My system is Fedora 27/GNOME 3.26. I remap the CapsLock into the compose key using the tweak tool, which apparently set /org/gnome/desktop/input-sources/xkb-options dconf settings as: ['compose:caps']. This used to work, but stopped working from Fedora 26/GNOME 3.24. Also it is never working, but inconsistently, i.e. differently depending on the order of my layouts. - If I set "Korean (Hangul)" first and "Japanese" second, CapsLock will still work as a normal CapsLock in both layouts: the key will lights on and off and the letters will be uppercase on light-on, and lowercase on light-off. - If I set "Japanese" first and "Korean (Hangul)" second, CapsLock will work as a Compose key for "Japanese" layout (yeah!), but it will still not work as a Compose for the "Korean (Hangul)" layout. Nevertheless it will stop working as a CapsLock either, meaning the key will be simply rendered useless in "Korean (Hangul)". I first opened this bug to libxkbcommon (cf. bug 104040) where I was told to reopen it for xkeyboard-config. Apparently I was informed that the order does indeed matters and that the "Japanese" layout overrides explicitly the CapsLock: https://cgit.freedesktop.org/xkeyboard-config/tree/symbols/jp?h=xkeyboard-config-2.22#n47 Nevertheless this is not good, first because we should still be able to re-override ourselves the CapsLock to Compose ourselves, over any layout. And by the way, it works over "Japanese"! So we did re-overrided the override there! Unfortunately my main layout is "Korean (Hangul)", I want my Compose there and it used to work just a few versions before. So that's a regression! :-) Expected result: a layout override such as ['compose:caps'] should work over every layout of one's list whatever their order and their own overrides. Therefore it should be applied last, I guess.

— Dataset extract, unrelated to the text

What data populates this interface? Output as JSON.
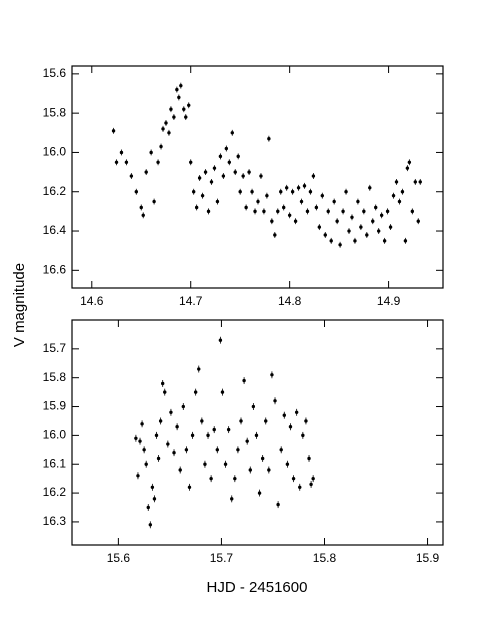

Hello! I have been playing with xkeyboard-config today, and I am not sure this is the actual culprit in the issue. Could you tell me if you think I am barking at the wrong tree? Do you think that maybe the issue is in ibus? Or maybe ibus-hangul? Or even another component? The topic involves so many software that I am a bit lost to where I should look for a fix.
to me it looks like ibus issue, dealing with Korean and Japanese in GNOME
Just for the record, after going through many components in the chain of text input, I could finally find the issue as being a side effect in ibus-hangul behavior because of a recent change in ibus (the bug was not in ibus, but triggered by it). So I made a fix in ibus-hangul: https://github.com/choehwanjin/ibus-hangul/pull/54 This whole mapping difference when changing the order of inputs was weird but unrelated (and apparently an expected behavior, even though I find this a bit bad because it makes for non-consistent input behaviors).